New climate model taking greater account of cloud changes indicates heating will be at higher end of expectations
Damian Carrington The Guardian 31 Dec 13;

Temperature rises resulting from unchecked climate change will be at the severe end of those projected, according to a new scientific study.

The scientist leading the research said that unless emissions of greenhouse gases were cut, the planet would heat up by a minimum of 4C by 2100, twice the level the world's governments deem dangerous.

The research indicates that fewer clouds form as the planet warms, meaning less sunlight is reflected back into space, driving temperatures up further still. The way clouds affect global warming has been the biggest mystery surrounding future climate change.

Professor Steven Sherwood, at the University of New South Wales, in Australia, who led the new work, said: "This study breaks new ground twice: first by identifying what is controlling the cloud changes and second by strongly discounting the lowest estimates of future global warming in favour of the higher and more damaging estimates."

"4C would likely be catastrophic rather than simply dangerous," Sherwood told the Guardian. "For example, it would make life difficult, if not impossible, in much of the tropics, and would guarantee the eventual melting of the Greenland ice sheet and some of the Antarctic ice sheet", with sea levels rising by many metres as a result.

The research is a "big advance" that halves the uncertainty about how much warming is caused by rises in carbon emissions, according to scientists commenting on the study, published in the journal Nature. Hideo Shiogama and Tomoo Ogura, at Japan's National Institute for Environmental Studies, said the explanation of how fewer clouds form as the world warms was "convincing", and agreed this indicated future climate would be greater than expected. But they said more challenges lay ahead to narrow down further the projections of future temperatures.

Scientists measure the sensitivity of the Earth's climate to greenhouse gases by estimating the temperature rise that would be caused by a doubling of CO2 in the atmosphere compared with pre-industrial levels – as is likely to happen within 50 years, on current trends. For two decades, those estimates have run from 1.5C to 5C, a wide range; the new research narrowed that range to between 3C and 5C, by closely examining the biggest cause of uncertainty: clouds.

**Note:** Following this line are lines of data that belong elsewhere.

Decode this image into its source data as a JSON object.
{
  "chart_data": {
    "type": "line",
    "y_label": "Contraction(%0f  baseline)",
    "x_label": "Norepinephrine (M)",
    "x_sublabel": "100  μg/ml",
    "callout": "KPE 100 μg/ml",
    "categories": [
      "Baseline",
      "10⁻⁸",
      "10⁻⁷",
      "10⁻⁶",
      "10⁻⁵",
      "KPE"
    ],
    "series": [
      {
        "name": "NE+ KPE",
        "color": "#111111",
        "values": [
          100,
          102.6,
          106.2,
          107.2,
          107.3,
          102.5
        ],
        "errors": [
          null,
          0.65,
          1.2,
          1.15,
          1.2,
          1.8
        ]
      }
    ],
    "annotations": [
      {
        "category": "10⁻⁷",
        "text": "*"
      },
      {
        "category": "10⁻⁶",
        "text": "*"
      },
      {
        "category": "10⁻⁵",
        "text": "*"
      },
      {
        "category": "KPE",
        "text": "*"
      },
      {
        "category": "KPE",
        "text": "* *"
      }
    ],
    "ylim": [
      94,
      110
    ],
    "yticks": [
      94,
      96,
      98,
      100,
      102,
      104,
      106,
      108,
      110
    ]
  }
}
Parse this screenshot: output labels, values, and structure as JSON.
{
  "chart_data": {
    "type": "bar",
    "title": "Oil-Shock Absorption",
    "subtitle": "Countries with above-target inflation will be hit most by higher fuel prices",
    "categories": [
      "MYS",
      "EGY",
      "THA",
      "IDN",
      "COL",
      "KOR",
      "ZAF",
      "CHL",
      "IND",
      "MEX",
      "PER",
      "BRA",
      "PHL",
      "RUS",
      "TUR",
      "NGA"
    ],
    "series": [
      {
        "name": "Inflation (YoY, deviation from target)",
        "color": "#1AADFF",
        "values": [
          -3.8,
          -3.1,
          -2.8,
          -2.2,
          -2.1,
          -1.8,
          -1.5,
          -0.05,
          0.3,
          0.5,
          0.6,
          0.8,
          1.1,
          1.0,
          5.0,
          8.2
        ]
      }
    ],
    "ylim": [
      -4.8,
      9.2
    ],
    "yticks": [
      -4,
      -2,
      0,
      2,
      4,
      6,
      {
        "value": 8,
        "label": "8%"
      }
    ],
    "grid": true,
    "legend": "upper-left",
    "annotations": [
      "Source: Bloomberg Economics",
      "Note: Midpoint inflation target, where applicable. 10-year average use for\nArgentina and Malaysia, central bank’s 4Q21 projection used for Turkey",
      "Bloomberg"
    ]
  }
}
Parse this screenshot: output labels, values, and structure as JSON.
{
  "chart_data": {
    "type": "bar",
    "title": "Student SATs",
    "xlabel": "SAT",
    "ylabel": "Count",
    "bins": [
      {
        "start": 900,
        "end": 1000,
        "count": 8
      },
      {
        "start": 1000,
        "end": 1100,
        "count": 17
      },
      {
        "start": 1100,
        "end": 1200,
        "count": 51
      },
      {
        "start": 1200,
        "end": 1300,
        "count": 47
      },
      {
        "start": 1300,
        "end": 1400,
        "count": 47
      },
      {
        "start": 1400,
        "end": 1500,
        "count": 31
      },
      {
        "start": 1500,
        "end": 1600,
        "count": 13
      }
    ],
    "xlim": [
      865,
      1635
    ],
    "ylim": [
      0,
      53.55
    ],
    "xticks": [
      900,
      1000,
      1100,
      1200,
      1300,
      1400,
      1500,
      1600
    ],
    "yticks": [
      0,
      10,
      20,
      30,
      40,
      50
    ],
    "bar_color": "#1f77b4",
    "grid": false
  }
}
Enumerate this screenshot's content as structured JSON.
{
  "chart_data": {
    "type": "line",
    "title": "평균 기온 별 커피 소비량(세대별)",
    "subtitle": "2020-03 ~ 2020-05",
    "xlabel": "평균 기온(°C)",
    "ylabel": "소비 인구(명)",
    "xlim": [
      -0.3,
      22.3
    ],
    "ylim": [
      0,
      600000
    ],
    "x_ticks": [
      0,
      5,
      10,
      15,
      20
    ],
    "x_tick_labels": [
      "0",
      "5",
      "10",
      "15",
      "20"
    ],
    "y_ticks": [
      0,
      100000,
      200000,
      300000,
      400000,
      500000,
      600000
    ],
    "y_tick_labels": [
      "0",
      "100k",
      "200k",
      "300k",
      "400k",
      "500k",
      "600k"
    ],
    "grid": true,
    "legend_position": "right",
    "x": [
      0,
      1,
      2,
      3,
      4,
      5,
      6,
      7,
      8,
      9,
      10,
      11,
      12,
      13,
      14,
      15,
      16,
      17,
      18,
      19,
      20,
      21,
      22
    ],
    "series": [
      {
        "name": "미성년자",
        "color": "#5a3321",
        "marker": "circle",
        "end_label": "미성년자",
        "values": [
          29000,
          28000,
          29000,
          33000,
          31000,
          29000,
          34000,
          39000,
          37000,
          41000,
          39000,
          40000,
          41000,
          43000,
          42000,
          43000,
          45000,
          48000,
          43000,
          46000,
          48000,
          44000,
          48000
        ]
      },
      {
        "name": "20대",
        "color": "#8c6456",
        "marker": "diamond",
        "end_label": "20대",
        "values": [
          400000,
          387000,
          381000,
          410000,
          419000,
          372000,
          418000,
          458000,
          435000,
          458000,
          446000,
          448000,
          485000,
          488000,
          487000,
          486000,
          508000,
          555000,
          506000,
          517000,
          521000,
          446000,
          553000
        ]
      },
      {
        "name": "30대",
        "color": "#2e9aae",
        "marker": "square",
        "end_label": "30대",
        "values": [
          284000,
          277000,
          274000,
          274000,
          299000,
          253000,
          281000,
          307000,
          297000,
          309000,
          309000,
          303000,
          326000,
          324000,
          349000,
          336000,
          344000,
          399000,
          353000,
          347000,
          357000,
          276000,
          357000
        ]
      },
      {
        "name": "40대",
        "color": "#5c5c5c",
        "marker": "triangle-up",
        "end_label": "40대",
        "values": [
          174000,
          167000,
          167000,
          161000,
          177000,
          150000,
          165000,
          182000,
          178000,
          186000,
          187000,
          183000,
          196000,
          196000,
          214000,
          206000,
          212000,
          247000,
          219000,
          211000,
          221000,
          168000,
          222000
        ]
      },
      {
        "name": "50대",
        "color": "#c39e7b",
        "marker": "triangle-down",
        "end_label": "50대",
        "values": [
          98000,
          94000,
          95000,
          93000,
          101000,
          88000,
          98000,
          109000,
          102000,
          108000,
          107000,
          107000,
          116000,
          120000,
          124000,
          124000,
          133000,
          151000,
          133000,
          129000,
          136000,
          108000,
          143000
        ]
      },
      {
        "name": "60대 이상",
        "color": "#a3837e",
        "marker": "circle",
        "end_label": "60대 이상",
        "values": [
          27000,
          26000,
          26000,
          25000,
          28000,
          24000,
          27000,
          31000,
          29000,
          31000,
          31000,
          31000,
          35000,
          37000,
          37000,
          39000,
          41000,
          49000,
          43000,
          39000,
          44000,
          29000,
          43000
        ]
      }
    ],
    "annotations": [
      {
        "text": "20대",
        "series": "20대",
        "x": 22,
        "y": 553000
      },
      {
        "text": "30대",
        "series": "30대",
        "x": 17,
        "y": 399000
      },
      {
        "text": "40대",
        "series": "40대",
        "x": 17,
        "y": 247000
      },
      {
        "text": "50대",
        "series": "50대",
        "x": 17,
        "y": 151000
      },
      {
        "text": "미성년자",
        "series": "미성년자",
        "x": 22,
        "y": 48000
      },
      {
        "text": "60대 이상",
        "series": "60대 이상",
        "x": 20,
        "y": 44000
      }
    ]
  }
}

The key was to ensure that the way clouds form in the real world was accurately represented in computer climate models, which are the only tool researchers have to predict future temperatures. When water evaporates from the oceans, the vapour can rise over nine miles to form rain clouds that reflect sunlight; or it may rise just a few miles and drift back down without forming clouds. In reality, both processes occur, and climate models encompassing this complexity predicted significantly higher future temperatures than those only including the nine-mile-high clouds.

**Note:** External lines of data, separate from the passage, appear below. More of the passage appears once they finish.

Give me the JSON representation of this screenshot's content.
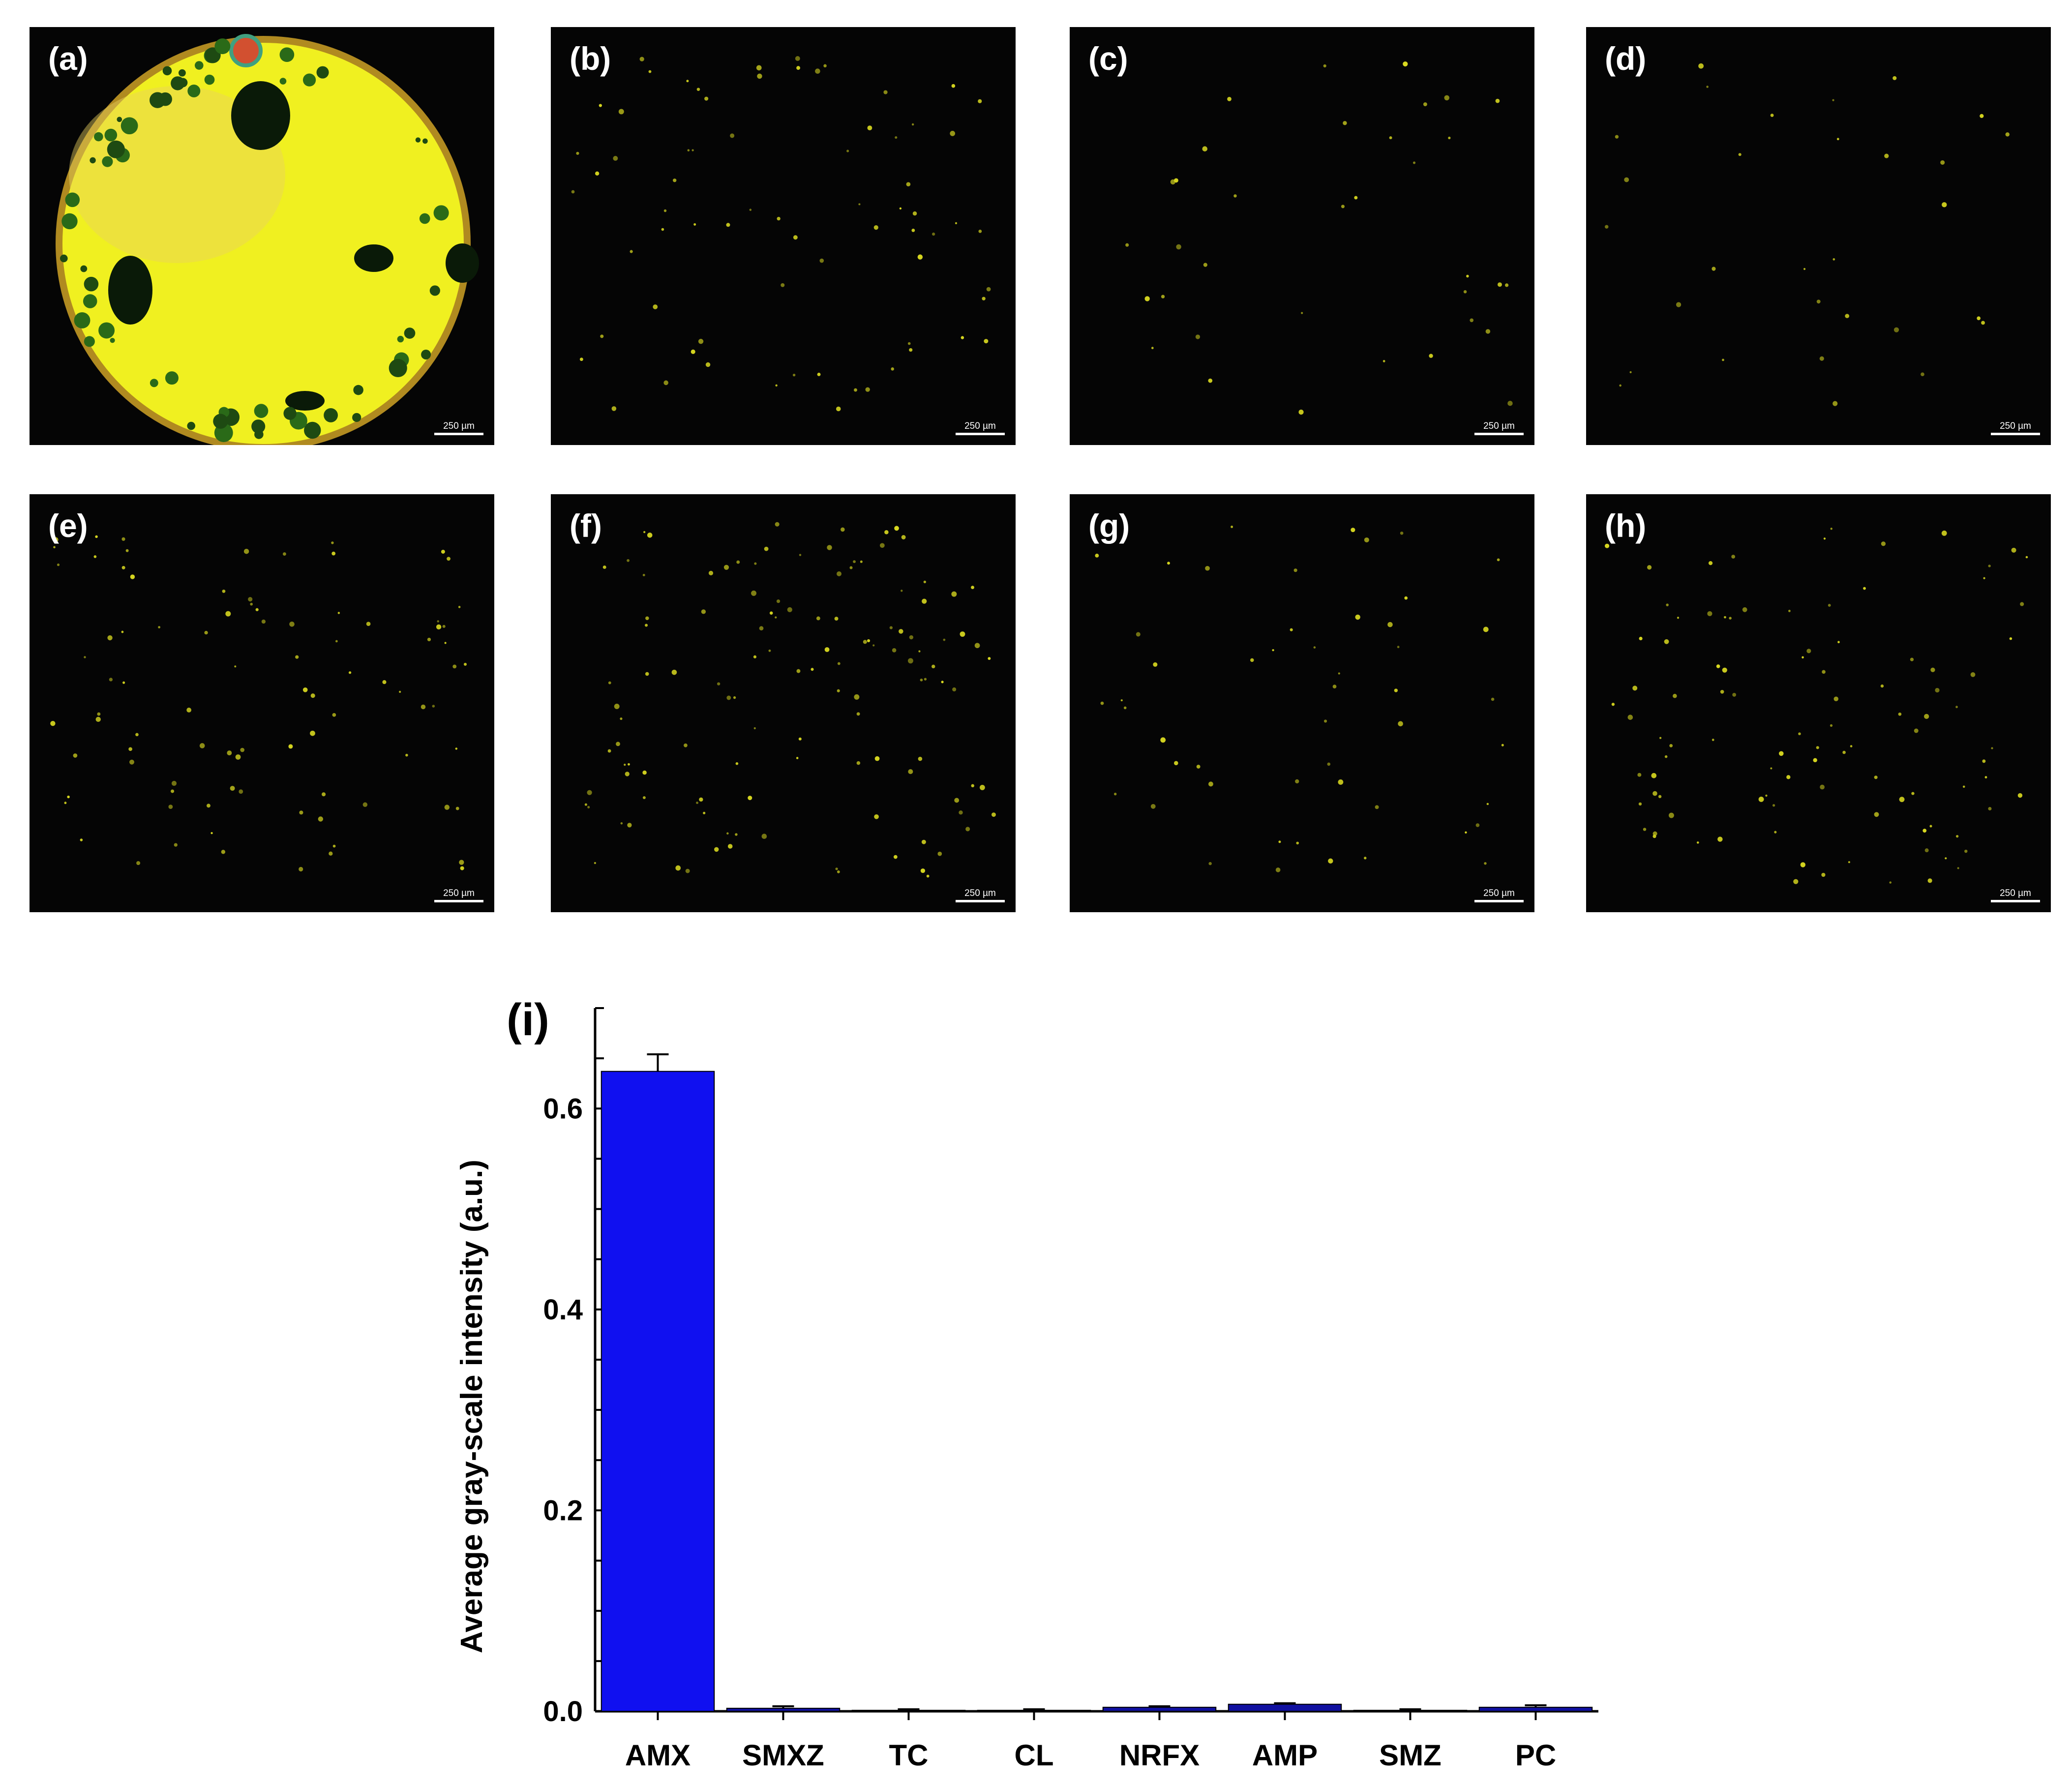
{
  "panels": [
    {
      "label": "(a)",
      "scale": "250 µm",
      "style": "bright"
    },
    {
      "label": "(b)",
      "scale": "250 µm",
      "style": "dark",
      "density": 70
    },
    {
      "label": "(c)",
      "scale": "250 µm",
      "style": "dark",
      "density": 35
    },
    {
      "label": "(d)",
      "scale": "250 µm",
      "style": "dark",
      "density": 30
    },
    {
      "label": "(e)",
      "scale": "250 µm",
      "style": "dark",
      "density": 90
    },
    {
      "label": "(f)",
      "scale": "250 µm",
      "style": "dark",
      "density": 120
    },
    {
      "label": "(g)",
      "scale": "250 µm",
      "style": "dark",
      "density": 50
    },
    {
      "label": "(h)",
      "scale": "250 µm",
      "style": "dark",
      "density": 100
    }
  ],
  "colors": {
    "bar": "#1010f0",
    "bar_dark": "#1010a0",
    "spot": "#d8d820",
    "bright_yellow": "#f0f020"
  },
  "chart_data": {
    "type": "bar",
    "panel_label": "(i)",
    "ylabel": "Average gray-scale intensity (a.u.)",
    "xlabel": "",
    "categories": [
      "AMX",
      "SMXZ",
      "TC",
      "CL",
      "NRFX",
      "AMP",
      "SMZ",
      "PC"
    ],
    "values": [
      0.637,
      0.003,
      0.001,
      0.001,
      0.004,
      0.007,
      0.001,
      0.004
    ],
    "errors": [
      0.017,
      0.002,
      0.001,
      0.001,
      0.001,
      0.001,
      0.001,
      0.002
    ],
    "ylim": [
      0,
      0.7
    ],
    "yticks": [
      0.0,
      0.2,
      0.4,
      0.6
    ],
    "ytick_labels": [
      "0.0",
      "0.2",
      "0.4",
      "0.6"
    ],
    "grid": false
  }
}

"Climate sceptics like to criticise climate models for getting things wrong, and we are the first to admit they are not perfect," said Sherwood. "But what we are finding is that the mistakes are being made by the models which predict less warming, not those that predict more."

He added: "Sceptics may also point to the 'hiatus' of temperatures since the end of the 20th century, but there is increasing evidence that this inaptly named hiatus is not seen in other measures of the climate system, and is almost certainly temporary."

Global average air temperatures have increased relatively slowly since a high point in 1998 caused by the ocean phenomenon El NiƱo, but observations show that heat is continuing to be trapped in increasing amounts by greenhouse gases, with over 90% disappearing into the oceans. Furthermore, a study in November suggested the "pause" may be largely an illusion resulting from the lack of temperature readings from polar regions, where warming is greatest.

Sherwood accepts his team's work on the role of clouds cannot definitively rule out that future temperature rises will lie at the lower end of projections. "But," he said, for that to be the case, "one would need to invoke some new dimension to the problem involving a major missing ingredient for which we currently have no evidence. Such a thing is not out of the question but requires a lot of faith."

He added: "Rises in global average temperatures of [at least 4C by 2100] will have profound impacts on the world and the economies of many countries if we don't urgently start to curb our emissions."